28 January 2021
EAAA is very proud to have helped complete the Resuscitation with Pre-Hospital Blood Products (RePhill) national research trial, the first of its kind to study the use of blood products in the pre-hospital setting for trauma patients.
RePhill is a randomised, controlled clinical trial, funded by the National Institute for Health Research and coordinated by the University of Birmingham. EAAA was one of four air ambulances to participate. Collectively, 432 trauma patients were recruited to the trial, of which 101 were EAAA patients.
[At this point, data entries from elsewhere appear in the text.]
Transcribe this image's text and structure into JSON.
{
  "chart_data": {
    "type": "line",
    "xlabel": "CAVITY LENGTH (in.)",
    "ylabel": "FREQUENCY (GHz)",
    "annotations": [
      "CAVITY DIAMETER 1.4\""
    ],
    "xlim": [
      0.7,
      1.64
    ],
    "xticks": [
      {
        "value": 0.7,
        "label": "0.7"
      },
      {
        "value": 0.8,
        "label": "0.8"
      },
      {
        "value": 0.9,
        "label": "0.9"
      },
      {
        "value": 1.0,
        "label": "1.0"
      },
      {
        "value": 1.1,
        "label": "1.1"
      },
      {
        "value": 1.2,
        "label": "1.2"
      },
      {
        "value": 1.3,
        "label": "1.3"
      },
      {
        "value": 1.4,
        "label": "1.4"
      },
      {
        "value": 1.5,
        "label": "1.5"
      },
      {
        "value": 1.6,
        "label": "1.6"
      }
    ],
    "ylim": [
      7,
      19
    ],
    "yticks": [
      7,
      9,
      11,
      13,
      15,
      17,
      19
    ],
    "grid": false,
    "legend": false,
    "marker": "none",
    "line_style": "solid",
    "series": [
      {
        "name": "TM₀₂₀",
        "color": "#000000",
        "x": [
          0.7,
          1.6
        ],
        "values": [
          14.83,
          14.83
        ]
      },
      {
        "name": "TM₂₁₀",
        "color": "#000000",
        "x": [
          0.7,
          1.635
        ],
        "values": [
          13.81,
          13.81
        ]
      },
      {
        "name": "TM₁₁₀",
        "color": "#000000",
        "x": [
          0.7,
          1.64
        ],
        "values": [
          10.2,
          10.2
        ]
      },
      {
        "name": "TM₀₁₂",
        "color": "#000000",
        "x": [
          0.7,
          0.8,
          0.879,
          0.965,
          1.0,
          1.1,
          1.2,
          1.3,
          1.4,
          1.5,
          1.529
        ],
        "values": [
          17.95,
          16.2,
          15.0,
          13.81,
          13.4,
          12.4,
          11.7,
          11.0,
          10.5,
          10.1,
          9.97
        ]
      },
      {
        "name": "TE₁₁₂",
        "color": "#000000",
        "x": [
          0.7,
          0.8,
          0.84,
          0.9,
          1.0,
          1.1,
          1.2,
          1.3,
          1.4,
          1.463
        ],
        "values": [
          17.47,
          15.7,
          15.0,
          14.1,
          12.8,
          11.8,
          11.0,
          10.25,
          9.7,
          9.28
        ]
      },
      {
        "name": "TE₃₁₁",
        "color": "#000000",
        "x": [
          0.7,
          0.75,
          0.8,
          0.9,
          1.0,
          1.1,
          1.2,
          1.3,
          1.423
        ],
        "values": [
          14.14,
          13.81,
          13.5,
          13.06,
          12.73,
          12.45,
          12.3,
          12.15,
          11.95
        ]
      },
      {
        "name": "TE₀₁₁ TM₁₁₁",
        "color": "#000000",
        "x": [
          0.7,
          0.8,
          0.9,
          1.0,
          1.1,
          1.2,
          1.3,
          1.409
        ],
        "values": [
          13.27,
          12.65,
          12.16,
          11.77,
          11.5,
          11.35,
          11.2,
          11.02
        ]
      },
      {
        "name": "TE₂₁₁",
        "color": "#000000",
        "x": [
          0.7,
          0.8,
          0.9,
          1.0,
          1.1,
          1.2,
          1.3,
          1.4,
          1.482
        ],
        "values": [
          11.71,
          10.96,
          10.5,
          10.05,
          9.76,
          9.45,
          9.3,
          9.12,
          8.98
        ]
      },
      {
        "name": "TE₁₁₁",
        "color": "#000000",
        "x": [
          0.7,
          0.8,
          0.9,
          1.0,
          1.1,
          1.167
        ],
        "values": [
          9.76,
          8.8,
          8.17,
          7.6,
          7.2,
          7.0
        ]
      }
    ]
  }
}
Head of Operations at EAAA, Richard Hindson, said: “We were keen to participate because we believe in the benefits of carrying blood and valued the contributions this study will have for the wider medical profession. Without challenge, there are perceived benefits to delivering blood on-scene, however not enough is known about patient outcomes, the long-term effects or the best ways to utilise this treatment.
“This trial will provide the first evidence-based analysis regarding which patients benefit most from blood products in a pre-hospital setting, in order to inform best practice. Blood is a very important resource and the trial will help identify where it can make the biggest impact. We eagerly await the results.”
The team were delighted to receive one last surprise box from the trial to open!
Conversations with RePhill started in 2015, so successfully reaching the end of the trial is a big moment for all involved. Richard continued: “The trial would not have been possible without a huge network of teams who supplied the blood products and got them to us every day. Our huge thanks goes to Addenbrooke’s Hospital, Norfolk and Norwich University Hospital and the region’s blood bike charities, Norfolk Blood Bikes and SERV Suffolk and Cambridgeshire, for their tireless work. We didn’t carry blood before the trial and since participating, we’ve learnt a lot about all the steps involved. We’re keen to take forward this learning and continue to offer blood and plasma products to our patients.”